The pancreas is a large organ or gland that sits behind the stomach. It is responsible for producing and secreting digestive enzymes that help break down food. These enzymes are secreted into the duodenum, which is the upper section of the small intestine. This is where the breakdown of food takes place. The pancreas is also responsible for producing two hormones named insulin and glucagon. These hormones are responsible for regulating blood sugar levels. With pancreatitis, the gland becomes inflamed. This inflammation takes place when the digestive enzymes are activated in the pancreas instead of the small intestine.

Causes

There are many causes for pancreatitis. The two main causes, which account for up to 90% of cases, are gallstones and alcohol abuse. Of course this wouldn’t be a problem with small children; however, in today’s society, teenage alcohol abuse is on the rise. With gallstones, there is a stone blocking the pancreatic duct. This disables the pancreas from excreting the digestive enzymes into the small intestine. Consequently, these digestive juices will begin causing damage to the pancreas itself.

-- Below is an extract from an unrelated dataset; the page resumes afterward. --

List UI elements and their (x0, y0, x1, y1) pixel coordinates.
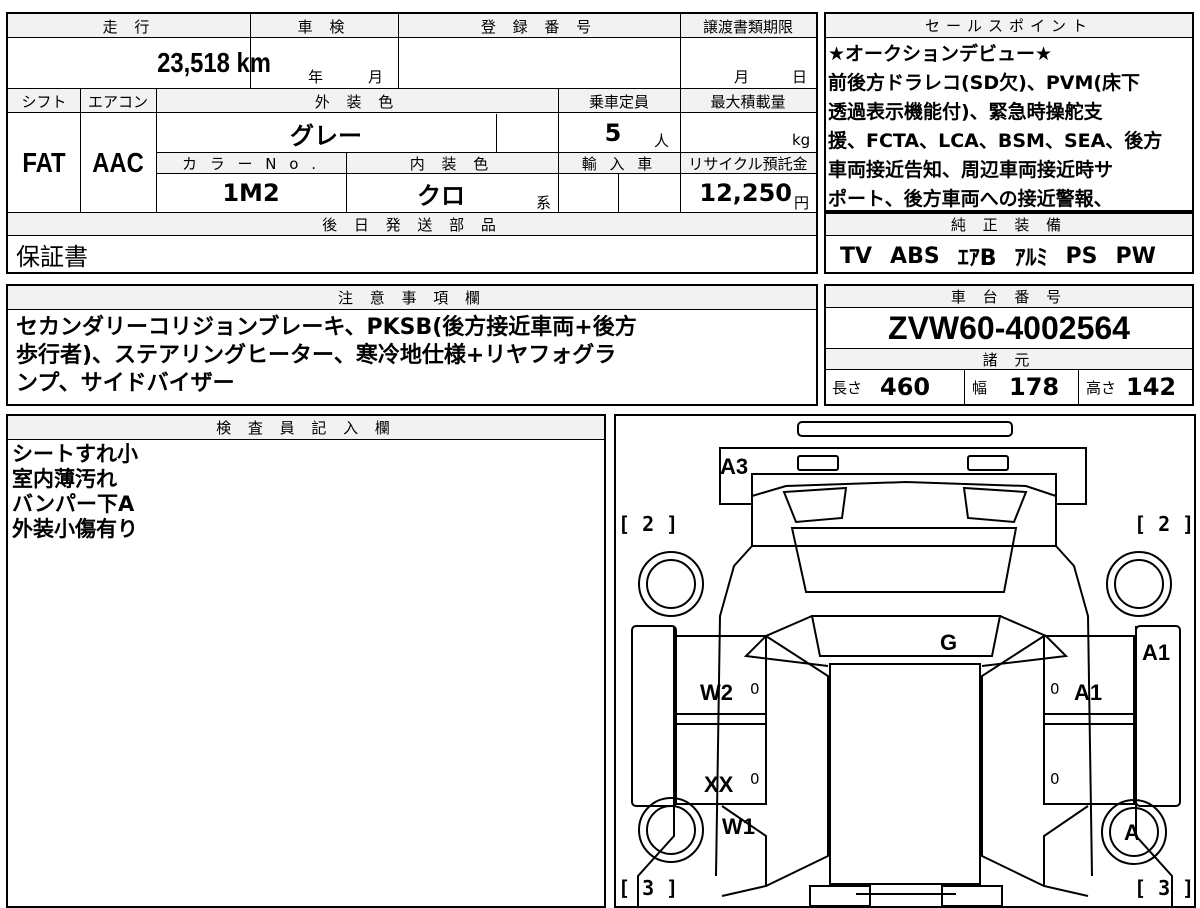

Some other causes of pancreatitis includes: some medications, family history, infection bacteria, viruses, fungi, and some parasites, injury resulting from abdominal trauma, exposure to certain chemicals, high fat levels in the blood, high calcium levels in the blood, mumps, and hypothermia autoimmune disease.

Signs/Symptoms

The most prominent symptom associated with this disease is severe pain in the left upper quadrant of the abdomen that can radiate to the back. The pain can become so intense, that it will sometimes make it difficult for your child to sit upright or stand. The abdomen may be tender to touch. Other symptoms that accompany this disease are nausea with intractable vomiting, anorexia, jaundice (yellowing of the skin or the white portion of the eyeball), fever, and dehydration. Blood pressure could be elevated due to pain OR decreased due to dehydration.

Diagnosis

There are several findings that will lead to a definitive diagnosis of pancreatitis. However, be aware of other disease processes that can mimic pancreatitis such as an inflamed gall bladder, a perforated peptic ulcer (hole in the stomach), an infarcted bowel (dead intestinal tissue due to loss of blood supply and oxygen) and diabetic ketoacidosis. First of all, the signs and symptoms listed previously are significant for pancreatitis. Secondly, lab work, specifically serum amylase and lipase levels, which can be elevated as high as 4-6 times above normal. Thirdly, an abdominal ultrasound is recommended, which will not only show an inflamed pancreas, but also can be beneficial in detecting the cause of pancreatitis. Gallstones and an alcoholic fatty liver may be detected via ultrasound. CT scan can be utilized to make a definitive diagnosis.

Treatment

The treatment for pancreatitis is supportive in nature and includes medications, diet, and possibly surgery. Your doctor will order strong pain medications to alleviate the discomfort associated with this disease. Medication to relieve the nausea is also commonly ordered. Pancreatic enzyme capsules, if ordered, are usually given once your child is allowed to eat and are taken prior to eating. In regards to diet, patients will most likely be placed on NPO status (no food or drink) initially. If the vomiting is intractable (continuous in nature), a nasogastric (NG) tube may be inserted through the nose and down to the stomach and placed to suction. This will keep the stomach empty, thus eliminating the vomiting. Anticipate your child receiving nutrition via the veins at this point. Once your child can begin eating again, a clear, liquid diet will be introduced first and progress to a low fat diet. Pancreatitis can also lead to respiratory problems, so supplemental oxygen might become necessary. If the pancreatitis is caused by gallstones blocking the bile duct or pancreatic duct, surgery might become necessary to remove those stones. Surgery to remove the damaged pancreatic tissue may also occur, but this is done very rarely and is usually reserved as a last resort.